Pretty cool to see some of the "old timers" showing-up! Hard to believe how much time has gone by. Seeing join dates of 1999 is pretty crazy.
In a couple of months, DRN will be online for 19 continuous years, I would have never guessed it would still be here. Yeah, 5 years longer than Facebook, 7 years longer than Twitter. Needless to say, they grew a little more than we did, but hey, lol. DRN was the first modern era dirt bike "forum", while character-based bulletin boards were still the norm ( rec.motorcycles.dirt :).
We've celebrated members having kids and now those kids are grown. Friendships made. We saw members get married. We've seen folks go through tough times and come out on the other side. We've mourned when members passed. It really was just like a big family with all the good and bad that brings.
After all these years, the internet left us behind. Social media took-off, the mags started paying attention to the web (some shouldn't have), venture capitalized sites, etc., and our moderated forum fell out of favor with new generations of riders. It's a world of knowledge in 140 characters. The world changed. We didn't, for better or worse.
Folks would get pissed when we wouldn't let them trash the place-up with language and/or negative/destructive tirades. We did the best we could to make DRN a place for everyone including kids. We weren't going to be responsible for exposing young new riders to the negative side of the internet. There was no way we were going to be just another forum for people to trash each other, troll or spew a bunch of bad info in their quest to be a message board hero. In the end, that's a big part of DRN's fall from the biggest, to where we are now; a 150,000 page archive of useful dirt bike info.

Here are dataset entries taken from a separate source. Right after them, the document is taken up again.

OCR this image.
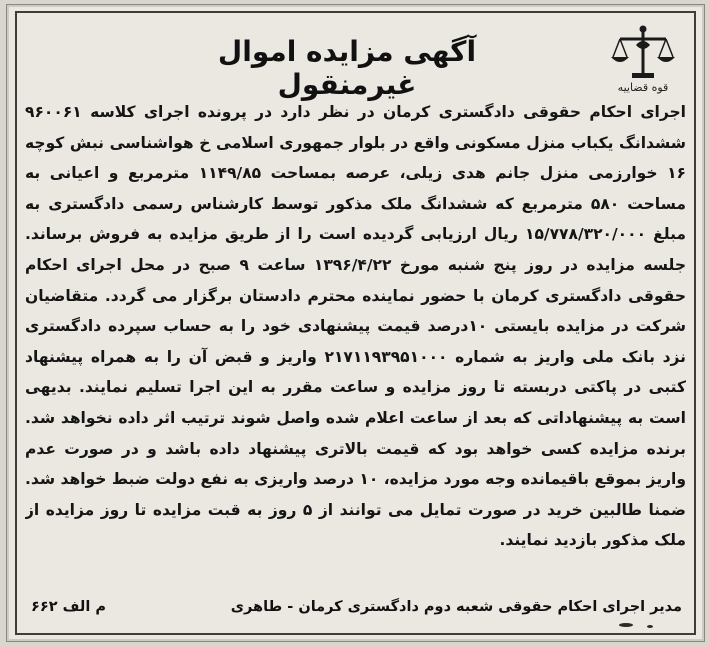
آگهی مزایده اموال غیرمنقول	قوه قضاییه
اجرای احکام حقوقی دادگستری کرمان در نظر دارد در پرونده اجرای کلاسه ۹۶۰۰۶۱ ششدانگ یکباب منزل مسکونی واقع در بلوار جمهوری اسلامی خ هواشناسی نبش کوچه ۱۶ خوارزمی منزل جانم هدی زیلی، عرصه بمساحت ۱۱۴۹/۸۵ مترمربع و اعیانی به مساحت ۵۸۰ مترمربع که ششدانگ ملک مذکور توسط کارشناس رسمی دادگستری به مبلغ ۱۵/۷۷۸/۳۲۰/۰۰۰ ریال ارزیابی گردیده است را از طریق مزایده به فروش برساند. جلسه مزایده در روز پنج شنبه مورخ ۱۳۹۶/۴/۲۲ ساعت ۹ صبح در محل اجرای احکام حقوقی دادگستری کرمان با حضور نماینده محترم دادستان برگزار می گردد. متقاضیان شرکت در مزایده بایستی ۱۰درصد قیمت پیشنهادی خود را به حساب سپرده دادگستری نزد بانک ملی واریز به شماره ۲۱۷۱۱۹۳۹۵۱۰۰۰ واریز و قبض آن را به همراه پیشنهاد کتبی در پاکتی دربسته تا روز مزایده و ساعت مقرر به این اجرا تسلیم نمایند. بدیهی است به پیشنهاداتی که بعد از ساعت اعلام شده واصل شوند ترتیب اثر داده نخواهد شد. برنده مزایده کسی خواهد بود که قیمت بالاتری پیشنهاد داده باشد و در صورت عدم واریز بموقع باقیمانده وجه مورد مزایده، ۱۰ درصد واریزی به نفع دولت ضبط خواهد شد. ضمنا طالبین خرید در صورت تمایل می توانند از ۵ روز به قبت مزایده تا روز مزایده از ملک مذکور بازدید نمایند.
مدیر اجرای احکام حقوقی شعبه دوم دادگستری کرمان - طاهری
م الف ۶۶۲
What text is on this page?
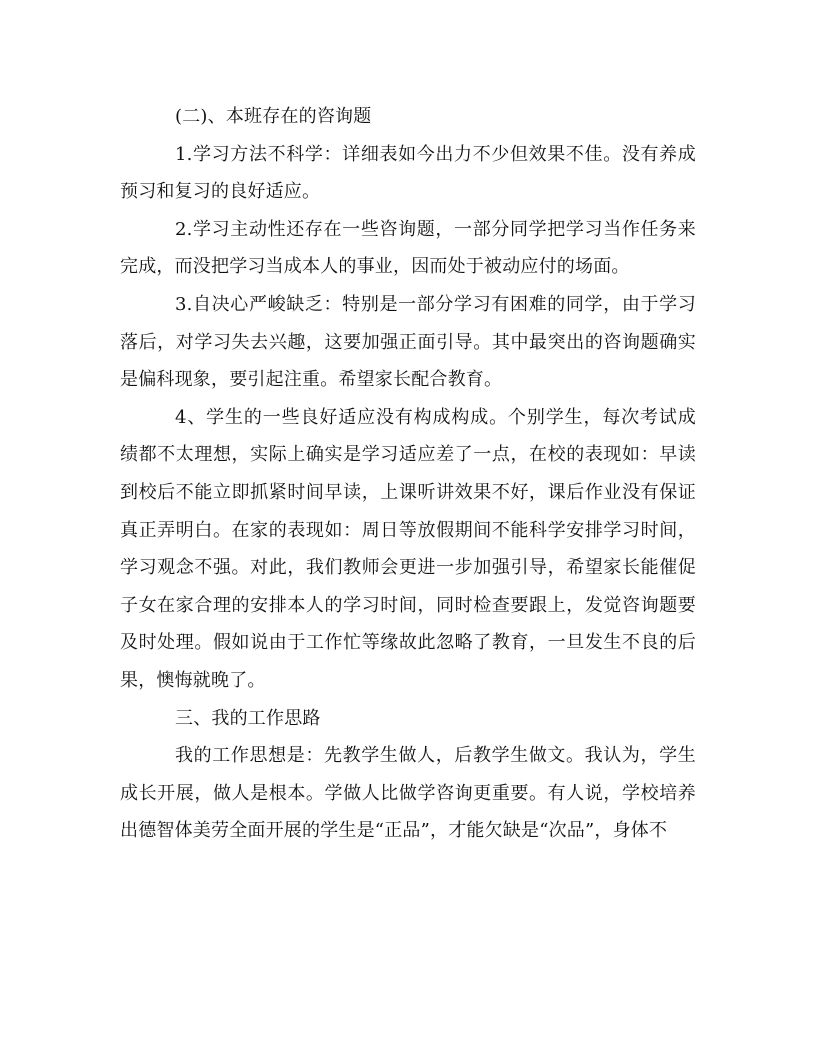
(二)、本班存在的咨询题

1.学习方法不科学：详细表如今出力不少但效果不佳。没有养成预习和复习的良好适应。

2.学习主动性还存在一些咨询题，一部分同学把学习当作任务来完成，而没把学习当成本人的事业，因而处于被动应付的场面。

3.自决心严峻缺乏：特别是一部分学习有困难的同学，由于学习落后，对学习失去兴趣，这要加强正面引导。其中最突出的咨询题确实是偏科现象，要引起注重。希望家长配合教育。

4、学生的一些良好适应没有构成构成。个别学生，每次考试成绩都不太理想，实际上确实是学习适应差了一点，在校的表现如：早读到校后不能立即抓紧时间早读，上课听讲效果不好，课后作业没有保证真正弄明白。在家的表现如：周日等放假期间不能科学安排学习时间，学习观念不强。对此，我们教师会更进一步加强引导，希望家长能催促子女在家合理的安排本人的学习时间，同时检查要跟上，发觉咨询题要及时处理。假如说由于工作忙等缘故此忽略了教育，一旦发生不良的后果，懊悔就晚了。

三、我的工作思路

我的工作思想是：先教学生做人，后教学生做文。我认为，学生成长开展，做人是根本。学做人比做学咨询更重要。有人说，学校培养出德智体美劳全面开展的学生是“正品”，才能欠缺是“次品”，身体不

We never collected user info to sell, we never sold email addresses, we didn't use the forum as a customer pool for an online store. We just wanted to provide a place for folks to hang out and talk about the sport we loved. Yeah, advertising had to happen, there's got to be revenue to pay the costs of operating the site. While it's against the ad agreement to discuss earnings, I can tell you that the ads cover the monthly server/bandwidth costs, barely. Add in software/development costs (not to mention man-hours) and tax (on ad revenue) and it's been a break even thing at best. But it's been worth it. Every bit of it. As long as I can afford to maintain it, it'll be here.
As they say, if you aren't continually trying to expand or evolve it, it dies. That may be true, but we never compromised, we weren't in it for the money and it was exactly what we wanted it to be.